Public Transport and the Visually Impaired 2

Meeting: 
MQT on 2015-09-16
Session date: 
September 16, 2015
Reference: 
2015/2851
Question By: 
Len Duvall OBE
Organisation: 
Labour Group
Asked Of: 
The Mayor
Category: 

Question

A constituent and member of South East London Vision has asked me to ask the following:

"Bicycles use the roads the same as any other vehicle and are under the same rules of the highway code like anyone else.
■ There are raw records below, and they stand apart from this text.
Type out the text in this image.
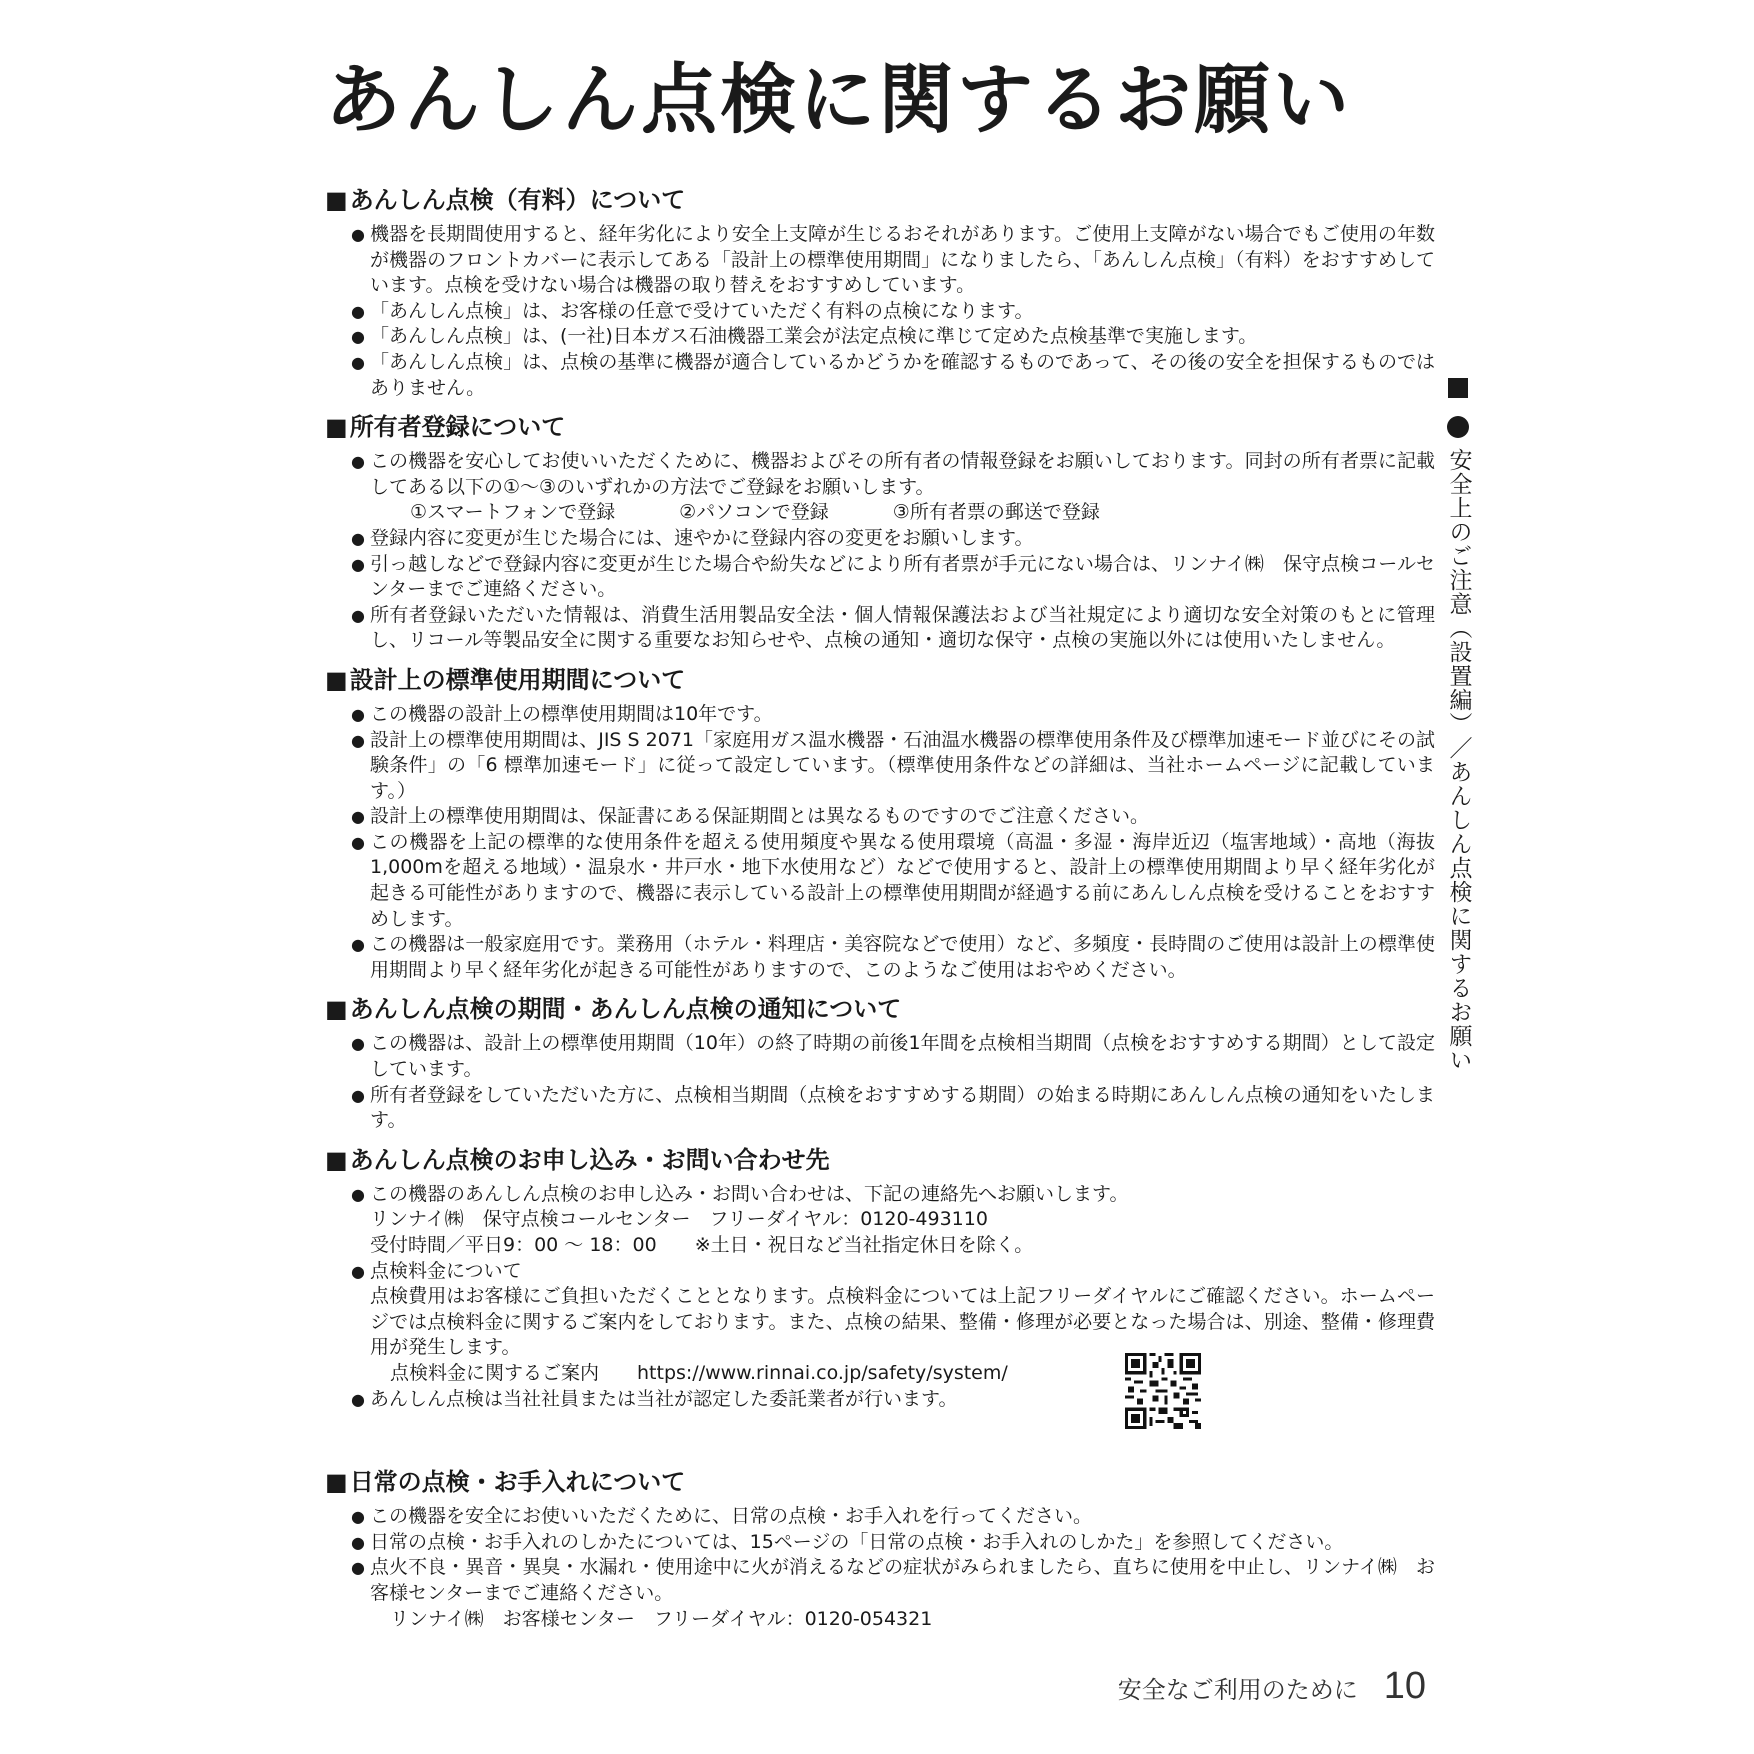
あんしん点検に関するお願い
■あんしん点検（有料）について
● 機器を長期間使用すると、経年劣化により安全上支障が生じるおそれがあります。ご使用上支障がない場合でもご使用の年数が機器のフロントカバーに表示してある「設計上の標準使用期間」になりましたら、「あんしん点検」（有料）をおすすめしています。点検を受けない場合は機器の取り替えをおすすめしています。
● 「あんしん点検」は、お客様の任意で受けていただく有料の点検になります。
● 「あんしん点検」は、(一社)日本ガス石油機器工業会が法定点検に準じて定めた点検基準で実施します。
● 「あんしん点検」は、点検の基準に機器が適合しているかどうかを確認するものであって、その後の安全を担保するものではありません。
■所有者登録について
● この機器を安心してお使いいただくために、機器およびその所有者の情報登録をお願いしております。同封の所有者票に記載してある以下の①～③のいずれかの方法でご登録をお願いします。
①スマートフォンで登録	②パソコンで登録	③所有者票の郵送で登録
● 登録内容に変更が生じた場合には、速やかに登録内容の変更をお願いします。
● 引っ越しなどで登録内容に変更が生じた場合や紛失などにより所有者票が手元にない場合は、リンナイ㈱　保守点検コールセンターまでご連絡ください。
● 所有者登録いただいた情報は、消費生活用製品安全法・個人情報保護法および当社規定により適切な安全対策のもとに管理し、リコール等製品安全に関する重要なお知らせや、点検の通知・適切な保守・点検の実施以外には使用いたしません。
■設計上の標準使用期間について
● この機器の設計上の標準使用期間は10年です。
● 設計上の標準使用期間は、JIS S 2071「家庭用ガス温水機器・石油温水機器の標準使用条件及び標準加速モード並びにその試験条件」の「6 標準加速モード」に従って設定しています。（標準使用条件などの詳細は、当社ホームページに記載しています。）
● 設計上の標準使用期間は、保証書にある保証期間とは異なるものですのでご注意ください。
● この機器を上記の標準的な使用条件を超える使用頻度や異なる使用環境（高温・多湿・海岸近辺（塩害地域）・高地（海抜1,000mを超える地域）・温泉水・井戸水・地下水使用など）などで使用すると、設計上の標準使用期間より早く経年劣化が起きる可能性がありますので、機器に表示している設計上の標準使用期間が経過する前にあんしん点検を受けることをおすすめします。
● この機器は一般家庭用です。業務用（ホテル・料理店・美容院などで使用）など、多頻度・長時間のご使用は設計上の標準使用期間より早く経年劣化が起きる可能性がありますので、このようなご使用はおやめください。
■あんしん点検の期間・あんしん点検の通知について
● この機器は、設計上の標準使用期間（10年）の終了時期の前後1年間を点検相当期間（点検をおすすめする期間）として設定しています。
● 所有者登録をしていただいた方に、点検相当期間（点検をおすすめする期間）の始まる時期にあんしん点検の通知をいたします。
■あんしん点検のお申し込み・お問い合わせ先
● この機器のあんしん点検のお申し込み・お問い合わせは、下記の連絡先へお願いします。
リンナイ㈱　保守点検コールセンター　フリーダイヤル：0120-493110
受付時間／平日9：00 ～ 18：00　　※土日・祝日など当社指定休日を除く。
● 点検料金について
点検費用はお客様にご負担いただくこととなります。点検料金については上記フリーダイヤルにご確認ください。ホームページでは点検料金に関するご案内をしております。また、点検の結果、整備・修理が必要となった場合は、別途、整備・修理費用が発生します。
点検料金に関するご案内　　https://www.rinnai.co.jp/safety/system/
● あんしん点検は当社社員または当社が認定した委託業者が行います。
■日常の点検・お手入れについて
● この機器を安全にお使いいただくために、日常の点検・お手入れを行ってください。
● 日常の点検・お手入れのしかたについては、15ページの「日常の点検・お手入れのしかた」を参照してください。
● 点火不良・異音・異臭・水漏れ・使用途中に火が消えるなどの症状がみられましたら、直ちに使用を中止し、リンナイ㈱　お客様センターまでご連絡ください。
リンナイ㈱　お客様センター　フリーダイヤル：0120-054321
安全上のご注意（設置編）／あんしん点検に関するお願い
安全なご利用のために 10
But they go through red lights very often and ride on the pavements and this is adults, my question is with this in mind. 

Why do they not have an identifying number plate, why do they not pay road tax or insurance.

If they knock someone over it is an awful experience but they get no penalties.

If they had a number plate they could be reported for jumping the lights and for riding on the pavement, after all if they cannot ride on the road then they should not be on a bike."

Would the Mayor support a national scheme to register bicycles as per other users?

Answer

Answer for Public Transport and the Visually Impaired 2

Answer for Public Transport and the Visually Impaired 2

Answered By: 
The Mayor

I have looked at this in detail. However, I have said in the past that I would not support the registration of cyclists because of the unnecessary bureaucratic effort that would result from this. In addition, any change to the law that would require cyclists to register their bikes, or indeed to carry insurance, would require legislation at a national level and thus lies outside of my jurisdiction as Mayor.

However, I do not tolerate dangerous or irresponsible behaviour by cyclists or other road users. Instead, the approach that we are taking in London is to promote the message that the Highway Code must be respected by all those who use the roads. I am strongly in favour of promoting the ethos of 'responsible cycling' and mutual respect between cyclists and other road users. This means TfL working with the Metropolitan Police to eliminate offences such as jumping red lights, cycling on the pavement and cycling at night without adequate lighting, through initiatives such as Operation Safeway.